Con una sentenza di tipo additivo e in riferimento alla questione di legittimità costituzionale sollevata dalla Corte d'appello di Torino, i giudici hanno ritenuto violato il principio di uguaglianza previsto dall'articolo 3 della Costituzione. Il termine di paragone utilizzato è l'assegno sociale – pari per quest'anno a 459,83 euro lordi mensili – corrisposto ai cittadini di età superiore ai 67 anni, in possesso di determinati requisiti reddituali, mentre gli inabili al lavoro di età compresa tra i 18 anni e i 65 anni percepiscono 286,81 euro lordi mensili. Secondo i giudici remittenti, considerata la sostanziale assimilabilità dei due benefici, sembrerebbe irragionevole riconoscere al soggetto inabile al lavoro, con meno di 65 anni, un trattamento inferiore rispetto all'assegno sociale, considerata la “analoga” situazione di bisogno.
La Corte ha stabilito che la sentenza, non ancora depositata, produrrà effetti dal giorno successivo alla sua pubblicazione sulla Gazzetta Ufficiale, salva la facoltà del legislatore di disciplinare le misure assistenziali in favore degli invalidi civili totali. L'importo dell'incremento al milione, inizialmente pari a 516,46 euro, per effetto dell'inflazione è giunto a 651,51 euro lordi mensili. Tale importo subisce riduzioni all'aumentare del reddito del percipiente, venendo comunque garantito nella misura di 286,81 euro per redditi compresi tra 8.469,63 e 16.982,49 euro annui.
Nei confronti degli invalidi civili totali, l'aumento dell'assegno fino a 651,51 euro finora scattava al raggiungimento del 60esimo anno di età, in relazione ai redditi del pensionato (e del coniuge, se presente).
A fine 2019 erano 588.534 i percettori di una pensione di inabilità totale, con un assegno riconosciuto per 13 mensilità del valore di 285,66 euro. Una platea cresciuta del 4,8% rispetto al 2018 (26.992 soggetti in più). La spesa per queste prestazione l'anno scorso è stata pari a 2 miliardi e 190 milioni (+6,5% sul 2018). Un immediato adeguamento di quegli assegni a 651,51 euro potrebbe riguardare una parte di questa platea, in funzione del reddito.

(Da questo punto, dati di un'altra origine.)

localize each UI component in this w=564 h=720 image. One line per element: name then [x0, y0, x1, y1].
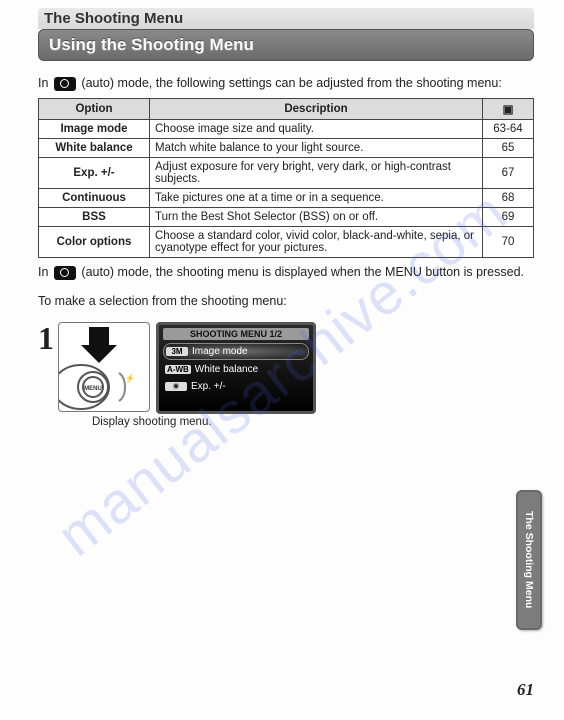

Il tema della rivisitazione di queste prestazioni assistenziali si è imposto dopo l'introduzione del Reddito di cittadinanza, un assegno di 780 euro riconosciuto con la prova dei mezzi.
A fine 2019 Inps ha pagato l'indennità di accompagnamento senza vincoli Isee a una platea di 2 milioni e 222.697 beneficiari, per una spesa totale di 12,8 miliardi, in aumento del 2,54% sul 2018. Introdurre un vincolo di reddito per questa prestazione, come è stato da più parti suggerito, libererebbe risorse per rafforzare altre voci come, appunto, le inabilità totali.